In this neighbourhood the work of Grace made manifest in the Revival, still goes on. The meetings for prayer are still kept up, and nearly as well attended as when there was more excitement... In this locality, the effects of a blessed Revival are most apparent, and there is reason to believe that there has been a large number of genuine conversions. Coleraine Chronicle, Jan 28.

From ‘The Revival Newspaper,’ Volume ii, p43/4 Feb 11th 1860.

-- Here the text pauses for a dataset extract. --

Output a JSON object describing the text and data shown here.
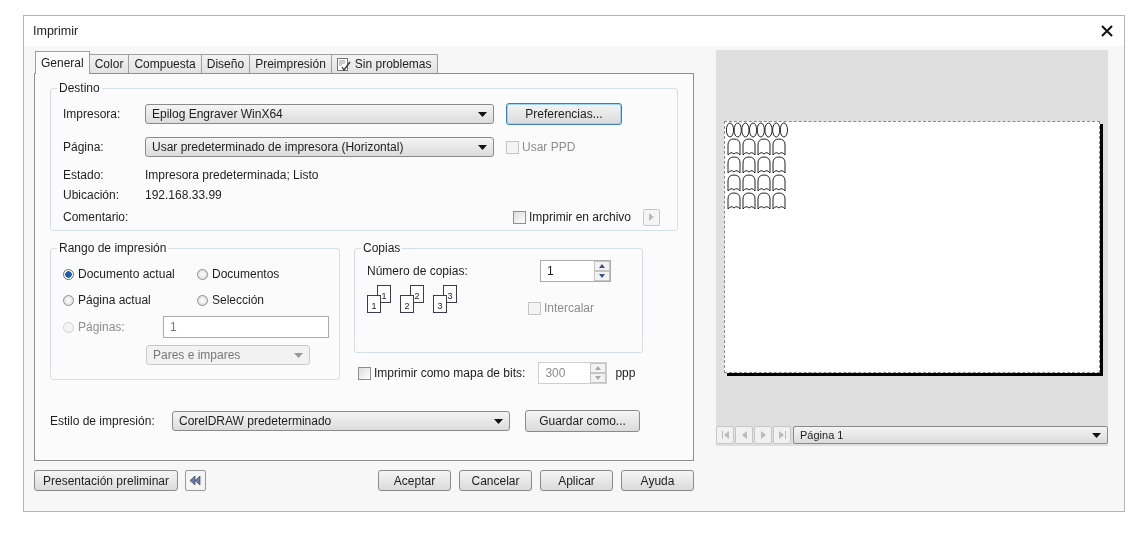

"The work of the Spirit is more apparent in this town and neighbourhood at present than during any former period. In the absence of any physical excitement whatsoever there are people brought under conviction every day followed nearly in every case, so far as man can judge, by a change of heart and life. Prayer meetings are held every evening, and scarcely a meeting passes without someone being brought under conviction or some anxious enquirer being enabled to lay hold of Christ. Christians here have zeal, but it is a good cause — it is for the conversion of souls and not for the encouragement of extravagance of any kind that might tend to mar the real work of God, or lead pious and shrewd men to doubt that there is a great work of God going on at present. As yet we have seen no cases of deafness or dumbness, nor have we talked with any person who has said he has seen a vision, and we trust we shall be long so as we have no desire at present for new revelations.